Now that the tech and startup communities are paying attention, the biggest task for Shiftgig executives is figuring out how to become profitable while still keeping the site free for job candidates. Although the startup currently lacks any revenue stream, they don’t expect that to be an issue for long.
“The natural choice is to monetize on the employer side. We want to be this job marketplace slash community, so people can come here and exchange ideas and references,” Casey said.
Employers may not be opposed to footing the bill if it means saving time and finding the right fit.
Phil Siudak, General Manager at Chicago Cut steakhouse, uses Shiftgig to avoid being flooded with resumes.
“Instead of having 10,000 resumes come in, we can actually go in and find what we are looking for, which is a great tool,” said Siudak, who recently posted a bartender job on Craigslist and received resumes from people with a wide spectrum of experience.
With Shiftgig, Siudak can contact only those who fit his search criteria. He uses other resources only when he can’t find someone qualified on the site. But it still isn’t as effective, he said.
Siudak said job candidates are the ones who will really drive the success of Shiftgig. The more qualified workers who participate, the better the platform is for the employers. And as long as there are open positions, candidates will continue to look on the website for opportunities.
Kylie Harwan, 24, was looking on Craigslist for a job when moving to Chicago from Omaha. During a standard search, she found a posting for a serving position with a green Shiftgig button. She went to the website and filled out a profile.
“I think the great thing is instead of sending a resume to a place through email, you get a feel about who the person is, so they can get to know me better, instead of just seeing my experience on a piece of paper,” Harwan said.

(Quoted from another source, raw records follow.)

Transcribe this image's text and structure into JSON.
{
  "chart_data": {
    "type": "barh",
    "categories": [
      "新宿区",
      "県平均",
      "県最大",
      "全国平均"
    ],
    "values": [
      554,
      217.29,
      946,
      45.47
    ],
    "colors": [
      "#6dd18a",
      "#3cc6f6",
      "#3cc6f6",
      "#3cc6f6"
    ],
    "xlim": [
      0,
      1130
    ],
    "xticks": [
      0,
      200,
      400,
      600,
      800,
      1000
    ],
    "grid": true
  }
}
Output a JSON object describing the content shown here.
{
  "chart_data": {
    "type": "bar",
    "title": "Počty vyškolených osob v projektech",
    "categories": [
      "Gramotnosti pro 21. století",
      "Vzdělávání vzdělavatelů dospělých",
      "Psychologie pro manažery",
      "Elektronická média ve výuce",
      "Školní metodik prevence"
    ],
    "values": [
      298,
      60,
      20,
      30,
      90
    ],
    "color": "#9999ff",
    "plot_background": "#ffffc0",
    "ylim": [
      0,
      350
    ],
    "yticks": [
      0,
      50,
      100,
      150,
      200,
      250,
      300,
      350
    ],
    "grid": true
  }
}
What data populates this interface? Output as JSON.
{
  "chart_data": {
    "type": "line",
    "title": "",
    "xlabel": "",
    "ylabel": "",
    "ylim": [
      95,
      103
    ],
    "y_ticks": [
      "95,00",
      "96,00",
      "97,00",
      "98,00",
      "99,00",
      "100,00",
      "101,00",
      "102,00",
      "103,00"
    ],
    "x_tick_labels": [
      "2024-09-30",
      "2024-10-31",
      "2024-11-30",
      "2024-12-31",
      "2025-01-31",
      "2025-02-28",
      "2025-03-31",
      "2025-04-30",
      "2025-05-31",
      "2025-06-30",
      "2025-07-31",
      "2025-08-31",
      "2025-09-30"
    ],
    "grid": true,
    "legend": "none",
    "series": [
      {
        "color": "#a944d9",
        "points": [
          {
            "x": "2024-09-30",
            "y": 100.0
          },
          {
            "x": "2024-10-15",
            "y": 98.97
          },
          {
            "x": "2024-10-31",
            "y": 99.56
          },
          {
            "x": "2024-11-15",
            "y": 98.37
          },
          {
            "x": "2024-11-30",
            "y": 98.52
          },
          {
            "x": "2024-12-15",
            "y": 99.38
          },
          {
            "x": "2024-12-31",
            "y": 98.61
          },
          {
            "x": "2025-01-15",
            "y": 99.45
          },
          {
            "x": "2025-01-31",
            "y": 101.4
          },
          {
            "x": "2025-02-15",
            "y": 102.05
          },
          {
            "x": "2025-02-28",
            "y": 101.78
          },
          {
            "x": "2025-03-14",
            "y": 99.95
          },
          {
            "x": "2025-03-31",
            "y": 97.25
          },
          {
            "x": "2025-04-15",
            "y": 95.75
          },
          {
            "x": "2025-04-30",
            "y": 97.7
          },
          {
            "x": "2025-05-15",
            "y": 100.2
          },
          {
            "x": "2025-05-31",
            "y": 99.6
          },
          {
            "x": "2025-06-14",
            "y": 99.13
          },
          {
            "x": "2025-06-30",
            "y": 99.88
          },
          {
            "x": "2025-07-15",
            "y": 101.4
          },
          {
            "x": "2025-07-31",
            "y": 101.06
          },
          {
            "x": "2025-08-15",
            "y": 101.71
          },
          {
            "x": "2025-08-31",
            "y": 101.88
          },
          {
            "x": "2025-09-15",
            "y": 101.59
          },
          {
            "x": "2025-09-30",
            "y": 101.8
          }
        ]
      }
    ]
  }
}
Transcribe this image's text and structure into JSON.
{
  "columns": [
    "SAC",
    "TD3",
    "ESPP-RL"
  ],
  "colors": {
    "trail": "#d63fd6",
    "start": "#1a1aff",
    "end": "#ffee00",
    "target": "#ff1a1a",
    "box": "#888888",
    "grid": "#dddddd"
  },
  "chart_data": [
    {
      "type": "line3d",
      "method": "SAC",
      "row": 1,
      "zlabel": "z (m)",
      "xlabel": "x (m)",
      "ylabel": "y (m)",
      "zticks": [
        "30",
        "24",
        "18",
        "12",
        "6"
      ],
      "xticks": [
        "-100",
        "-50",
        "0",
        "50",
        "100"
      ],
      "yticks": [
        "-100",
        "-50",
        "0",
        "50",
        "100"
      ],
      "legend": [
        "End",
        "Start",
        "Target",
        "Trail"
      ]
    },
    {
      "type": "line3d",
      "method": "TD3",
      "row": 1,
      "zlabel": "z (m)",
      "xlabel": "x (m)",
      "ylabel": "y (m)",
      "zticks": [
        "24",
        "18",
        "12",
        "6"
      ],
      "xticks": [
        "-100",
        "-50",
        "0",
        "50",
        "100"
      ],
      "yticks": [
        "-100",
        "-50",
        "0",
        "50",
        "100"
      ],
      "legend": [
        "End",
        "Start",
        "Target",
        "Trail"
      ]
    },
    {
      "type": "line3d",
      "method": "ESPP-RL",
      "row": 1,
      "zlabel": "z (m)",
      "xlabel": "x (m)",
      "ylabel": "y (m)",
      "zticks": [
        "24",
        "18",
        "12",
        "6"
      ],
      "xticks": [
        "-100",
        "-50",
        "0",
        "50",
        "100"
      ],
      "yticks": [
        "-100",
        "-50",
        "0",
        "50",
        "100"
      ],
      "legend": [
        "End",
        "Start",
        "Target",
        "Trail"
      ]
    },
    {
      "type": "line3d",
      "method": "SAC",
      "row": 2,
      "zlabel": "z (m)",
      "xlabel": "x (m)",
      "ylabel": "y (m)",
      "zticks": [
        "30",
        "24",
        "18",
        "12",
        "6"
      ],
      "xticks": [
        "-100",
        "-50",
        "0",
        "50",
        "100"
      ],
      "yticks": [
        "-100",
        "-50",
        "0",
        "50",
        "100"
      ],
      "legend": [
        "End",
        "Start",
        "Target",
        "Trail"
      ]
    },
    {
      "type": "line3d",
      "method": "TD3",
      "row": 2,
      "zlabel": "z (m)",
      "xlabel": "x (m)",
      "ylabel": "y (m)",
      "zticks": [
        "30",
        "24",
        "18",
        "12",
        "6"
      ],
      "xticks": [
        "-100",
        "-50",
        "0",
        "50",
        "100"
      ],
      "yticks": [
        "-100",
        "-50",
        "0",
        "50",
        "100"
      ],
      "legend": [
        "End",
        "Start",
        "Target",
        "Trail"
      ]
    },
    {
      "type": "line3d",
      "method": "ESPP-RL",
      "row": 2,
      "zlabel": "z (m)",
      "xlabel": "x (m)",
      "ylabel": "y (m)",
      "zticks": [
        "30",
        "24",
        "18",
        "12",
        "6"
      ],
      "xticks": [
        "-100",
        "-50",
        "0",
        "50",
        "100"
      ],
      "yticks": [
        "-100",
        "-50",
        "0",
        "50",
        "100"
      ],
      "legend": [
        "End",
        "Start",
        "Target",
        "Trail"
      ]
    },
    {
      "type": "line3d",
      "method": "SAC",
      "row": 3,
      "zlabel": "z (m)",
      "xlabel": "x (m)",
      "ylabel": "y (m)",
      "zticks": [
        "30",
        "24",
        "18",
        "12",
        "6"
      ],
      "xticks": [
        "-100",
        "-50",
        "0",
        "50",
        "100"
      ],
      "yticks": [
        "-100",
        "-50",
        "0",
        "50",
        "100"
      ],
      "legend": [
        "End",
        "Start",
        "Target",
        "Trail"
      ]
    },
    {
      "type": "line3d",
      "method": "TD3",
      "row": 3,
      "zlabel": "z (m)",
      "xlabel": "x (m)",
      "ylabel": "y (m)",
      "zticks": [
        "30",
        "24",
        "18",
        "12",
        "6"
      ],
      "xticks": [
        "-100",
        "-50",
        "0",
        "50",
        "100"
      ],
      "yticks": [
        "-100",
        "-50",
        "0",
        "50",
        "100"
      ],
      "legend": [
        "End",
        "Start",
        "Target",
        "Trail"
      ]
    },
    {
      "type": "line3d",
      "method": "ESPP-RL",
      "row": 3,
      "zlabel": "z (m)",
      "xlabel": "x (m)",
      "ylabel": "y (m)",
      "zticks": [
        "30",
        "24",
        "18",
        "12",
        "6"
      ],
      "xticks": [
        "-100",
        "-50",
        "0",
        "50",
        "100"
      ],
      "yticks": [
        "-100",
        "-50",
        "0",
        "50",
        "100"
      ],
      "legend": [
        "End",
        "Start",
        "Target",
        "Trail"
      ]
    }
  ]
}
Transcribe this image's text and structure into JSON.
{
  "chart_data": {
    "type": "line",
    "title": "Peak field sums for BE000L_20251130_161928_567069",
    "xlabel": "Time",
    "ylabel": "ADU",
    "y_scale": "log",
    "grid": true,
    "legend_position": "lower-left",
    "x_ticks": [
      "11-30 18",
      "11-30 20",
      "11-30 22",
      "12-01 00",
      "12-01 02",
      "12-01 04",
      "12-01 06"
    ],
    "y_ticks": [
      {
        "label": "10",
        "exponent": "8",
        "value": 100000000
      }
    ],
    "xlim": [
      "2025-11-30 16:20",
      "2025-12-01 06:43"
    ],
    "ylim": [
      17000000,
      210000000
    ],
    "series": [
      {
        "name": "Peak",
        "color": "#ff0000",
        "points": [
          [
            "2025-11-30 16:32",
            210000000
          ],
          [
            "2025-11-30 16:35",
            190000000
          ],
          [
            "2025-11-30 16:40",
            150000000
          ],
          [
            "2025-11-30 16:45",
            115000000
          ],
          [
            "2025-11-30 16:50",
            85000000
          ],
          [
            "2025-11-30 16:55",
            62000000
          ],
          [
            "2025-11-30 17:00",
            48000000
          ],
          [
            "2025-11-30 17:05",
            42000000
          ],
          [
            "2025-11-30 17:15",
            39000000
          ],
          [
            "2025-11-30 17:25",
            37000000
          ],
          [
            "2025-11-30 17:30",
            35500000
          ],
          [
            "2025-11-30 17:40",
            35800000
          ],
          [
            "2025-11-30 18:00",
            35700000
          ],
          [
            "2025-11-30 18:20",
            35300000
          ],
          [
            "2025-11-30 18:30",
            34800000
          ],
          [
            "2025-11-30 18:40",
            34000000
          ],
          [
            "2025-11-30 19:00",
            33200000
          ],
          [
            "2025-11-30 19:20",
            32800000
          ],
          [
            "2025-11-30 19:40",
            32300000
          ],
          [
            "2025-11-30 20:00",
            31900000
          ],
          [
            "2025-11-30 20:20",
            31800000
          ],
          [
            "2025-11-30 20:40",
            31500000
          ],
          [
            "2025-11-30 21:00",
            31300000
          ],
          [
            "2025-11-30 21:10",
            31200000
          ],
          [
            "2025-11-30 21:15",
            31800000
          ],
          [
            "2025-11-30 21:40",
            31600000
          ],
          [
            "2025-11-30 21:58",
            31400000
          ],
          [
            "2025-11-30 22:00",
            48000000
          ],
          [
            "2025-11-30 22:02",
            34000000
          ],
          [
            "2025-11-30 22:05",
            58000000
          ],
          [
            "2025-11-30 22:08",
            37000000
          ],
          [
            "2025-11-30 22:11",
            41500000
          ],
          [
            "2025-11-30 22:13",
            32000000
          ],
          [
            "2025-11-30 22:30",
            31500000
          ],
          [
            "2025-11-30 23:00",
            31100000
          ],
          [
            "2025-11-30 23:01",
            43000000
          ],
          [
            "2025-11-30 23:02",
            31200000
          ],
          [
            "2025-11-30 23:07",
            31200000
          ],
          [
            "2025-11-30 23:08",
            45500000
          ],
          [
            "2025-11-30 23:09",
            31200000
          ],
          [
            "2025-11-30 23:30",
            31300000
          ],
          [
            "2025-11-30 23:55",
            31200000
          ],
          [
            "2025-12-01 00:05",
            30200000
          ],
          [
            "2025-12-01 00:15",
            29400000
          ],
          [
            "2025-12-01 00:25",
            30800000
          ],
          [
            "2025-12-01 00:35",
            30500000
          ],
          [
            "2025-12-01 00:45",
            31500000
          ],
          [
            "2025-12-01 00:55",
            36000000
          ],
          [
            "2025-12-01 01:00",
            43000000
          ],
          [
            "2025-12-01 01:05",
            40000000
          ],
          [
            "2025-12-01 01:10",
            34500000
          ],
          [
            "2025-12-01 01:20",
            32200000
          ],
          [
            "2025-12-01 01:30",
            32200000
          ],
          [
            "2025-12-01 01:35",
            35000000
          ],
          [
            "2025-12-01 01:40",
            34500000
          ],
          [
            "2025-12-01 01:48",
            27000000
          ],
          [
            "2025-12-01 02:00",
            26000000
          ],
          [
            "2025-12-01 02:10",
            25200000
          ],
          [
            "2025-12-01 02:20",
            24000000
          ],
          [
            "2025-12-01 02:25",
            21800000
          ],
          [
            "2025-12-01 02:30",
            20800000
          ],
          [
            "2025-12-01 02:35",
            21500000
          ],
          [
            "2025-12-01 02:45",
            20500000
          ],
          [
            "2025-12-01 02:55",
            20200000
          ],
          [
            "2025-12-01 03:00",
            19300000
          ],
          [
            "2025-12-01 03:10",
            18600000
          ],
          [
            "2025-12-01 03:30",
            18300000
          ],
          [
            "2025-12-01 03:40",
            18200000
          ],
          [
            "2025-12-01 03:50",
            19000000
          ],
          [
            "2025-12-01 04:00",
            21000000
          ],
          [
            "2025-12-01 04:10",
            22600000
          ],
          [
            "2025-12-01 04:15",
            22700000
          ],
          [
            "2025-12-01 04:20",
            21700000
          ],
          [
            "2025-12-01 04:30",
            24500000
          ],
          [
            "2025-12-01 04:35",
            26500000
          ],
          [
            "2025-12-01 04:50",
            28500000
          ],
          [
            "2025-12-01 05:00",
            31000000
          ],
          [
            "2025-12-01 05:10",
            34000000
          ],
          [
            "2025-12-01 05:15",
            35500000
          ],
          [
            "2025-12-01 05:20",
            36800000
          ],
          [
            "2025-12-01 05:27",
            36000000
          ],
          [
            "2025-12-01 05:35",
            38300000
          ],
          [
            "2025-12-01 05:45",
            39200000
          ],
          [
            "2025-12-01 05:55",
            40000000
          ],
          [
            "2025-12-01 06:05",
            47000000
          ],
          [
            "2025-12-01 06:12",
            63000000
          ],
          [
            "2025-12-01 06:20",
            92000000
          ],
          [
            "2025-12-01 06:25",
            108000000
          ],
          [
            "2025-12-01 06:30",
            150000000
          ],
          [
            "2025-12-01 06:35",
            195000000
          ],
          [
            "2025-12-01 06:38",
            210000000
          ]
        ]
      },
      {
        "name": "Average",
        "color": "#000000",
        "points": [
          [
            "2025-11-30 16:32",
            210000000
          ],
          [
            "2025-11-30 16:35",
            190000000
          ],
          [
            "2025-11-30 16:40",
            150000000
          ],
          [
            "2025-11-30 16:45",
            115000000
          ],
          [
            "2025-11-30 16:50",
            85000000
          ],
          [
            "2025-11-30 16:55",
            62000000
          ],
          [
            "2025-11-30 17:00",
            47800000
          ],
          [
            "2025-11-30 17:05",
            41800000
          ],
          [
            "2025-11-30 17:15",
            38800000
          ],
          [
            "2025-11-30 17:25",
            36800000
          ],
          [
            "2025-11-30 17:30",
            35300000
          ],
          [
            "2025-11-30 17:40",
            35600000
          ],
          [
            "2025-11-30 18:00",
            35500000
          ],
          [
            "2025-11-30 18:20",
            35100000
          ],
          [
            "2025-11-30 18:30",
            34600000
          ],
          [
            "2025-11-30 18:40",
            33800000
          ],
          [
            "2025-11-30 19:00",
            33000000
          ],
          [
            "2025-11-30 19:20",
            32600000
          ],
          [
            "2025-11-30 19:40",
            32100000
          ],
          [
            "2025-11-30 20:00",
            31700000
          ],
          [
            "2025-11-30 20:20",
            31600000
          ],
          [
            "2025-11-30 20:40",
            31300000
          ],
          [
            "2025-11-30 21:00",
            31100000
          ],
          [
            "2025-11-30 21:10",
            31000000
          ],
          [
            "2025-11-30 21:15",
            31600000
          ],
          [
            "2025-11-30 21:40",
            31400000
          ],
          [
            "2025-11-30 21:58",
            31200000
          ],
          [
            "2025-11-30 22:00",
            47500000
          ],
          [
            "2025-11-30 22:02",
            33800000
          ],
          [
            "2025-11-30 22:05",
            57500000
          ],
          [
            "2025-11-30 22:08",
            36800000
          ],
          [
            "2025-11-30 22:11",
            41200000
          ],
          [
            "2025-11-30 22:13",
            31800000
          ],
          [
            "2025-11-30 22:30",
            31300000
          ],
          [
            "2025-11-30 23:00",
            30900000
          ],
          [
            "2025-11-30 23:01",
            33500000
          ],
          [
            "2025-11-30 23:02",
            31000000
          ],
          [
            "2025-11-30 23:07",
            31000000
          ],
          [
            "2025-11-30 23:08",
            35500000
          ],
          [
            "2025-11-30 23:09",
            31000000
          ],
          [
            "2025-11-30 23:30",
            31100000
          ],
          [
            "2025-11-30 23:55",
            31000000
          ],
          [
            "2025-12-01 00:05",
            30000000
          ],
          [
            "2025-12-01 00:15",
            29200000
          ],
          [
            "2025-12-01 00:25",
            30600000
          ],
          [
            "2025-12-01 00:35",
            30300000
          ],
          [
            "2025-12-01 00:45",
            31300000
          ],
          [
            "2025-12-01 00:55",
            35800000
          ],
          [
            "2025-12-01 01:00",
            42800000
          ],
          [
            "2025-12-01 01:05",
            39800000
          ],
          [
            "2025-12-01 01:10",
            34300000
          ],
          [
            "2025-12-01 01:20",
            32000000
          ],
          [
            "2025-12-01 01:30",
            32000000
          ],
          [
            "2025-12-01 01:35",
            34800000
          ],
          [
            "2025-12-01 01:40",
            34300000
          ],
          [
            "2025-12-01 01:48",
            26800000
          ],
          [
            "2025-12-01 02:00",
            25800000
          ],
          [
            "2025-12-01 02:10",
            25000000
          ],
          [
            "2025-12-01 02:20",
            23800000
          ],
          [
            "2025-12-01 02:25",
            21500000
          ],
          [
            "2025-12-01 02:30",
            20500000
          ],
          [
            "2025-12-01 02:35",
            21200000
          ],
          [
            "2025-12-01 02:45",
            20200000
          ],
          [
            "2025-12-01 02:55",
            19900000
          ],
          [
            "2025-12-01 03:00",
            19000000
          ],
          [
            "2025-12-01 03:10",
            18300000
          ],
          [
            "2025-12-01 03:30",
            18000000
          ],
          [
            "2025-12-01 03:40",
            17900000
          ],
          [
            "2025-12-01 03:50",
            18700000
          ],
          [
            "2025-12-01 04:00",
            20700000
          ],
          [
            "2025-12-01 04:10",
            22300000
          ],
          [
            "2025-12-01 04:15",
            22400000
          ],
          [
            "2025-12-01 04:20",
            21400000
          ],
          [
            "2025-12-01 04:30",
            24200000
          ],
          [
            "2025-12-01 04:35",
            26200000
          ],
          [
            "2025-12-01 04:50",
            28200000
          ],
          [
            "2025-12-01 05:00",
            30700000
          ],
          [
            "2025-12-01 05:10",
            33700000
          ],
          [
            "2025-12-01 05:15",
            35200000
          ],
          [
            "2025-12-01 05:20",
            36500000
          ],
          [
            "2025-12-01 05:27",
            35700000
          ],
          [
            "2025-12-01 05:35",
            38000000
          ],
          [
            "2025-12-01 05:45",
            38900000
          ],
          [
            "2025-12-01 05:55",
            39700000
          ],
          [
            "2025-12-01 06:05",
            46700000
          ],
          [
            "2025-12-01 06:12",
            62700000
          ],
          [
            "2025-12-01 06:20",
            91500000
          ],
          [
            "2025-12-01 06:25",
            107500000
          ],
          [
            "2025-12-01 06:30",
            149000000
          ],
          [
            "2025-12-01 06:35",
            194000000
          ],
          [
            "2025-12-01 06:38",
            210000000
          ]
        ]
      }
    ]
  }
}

She appreciated the chance to provide potential employers with more detailed information about herself, as well as the ease of submitting an application. And she ended up landing a job.
The concept seems to be working on both sides.
“We’re providing a better system for both parties to find the right fit,” Casey said.
Shiftgig is averaging 8,000 new users each week in nine cities and a variety of industries. Initially focused on the restaurant, bar and entertainment sectors, it recently expanded to include retail operations as well.
In the beginning, they would celebrate those milestones along the way – taking a group picture when the met 5,000 users just six months ago. Now the team is working to figure out where the site is going next as they approach 250,000 users. They hope to reach 1 million users by the end of this year.
“Ultimately it comes down to user experience and it’s a great user experience,” Lou said. “If people have a good experience and see opportunities for employment, they will tell their friends.”
For now, they are focusing on continuing to improve the product.
“We’ve gathered a wish list of features that both employers and candidates would like to see, and so we’re adding those features in, trying to make it better. We were relatively shoe-string before,” Lou said.
And after that?
“What my partners, Sean, Jeff and I want to do is build a great company and we want to build it quickly,” Lou said.
If it doesn’t work out, at least they will know where to look for the next gig.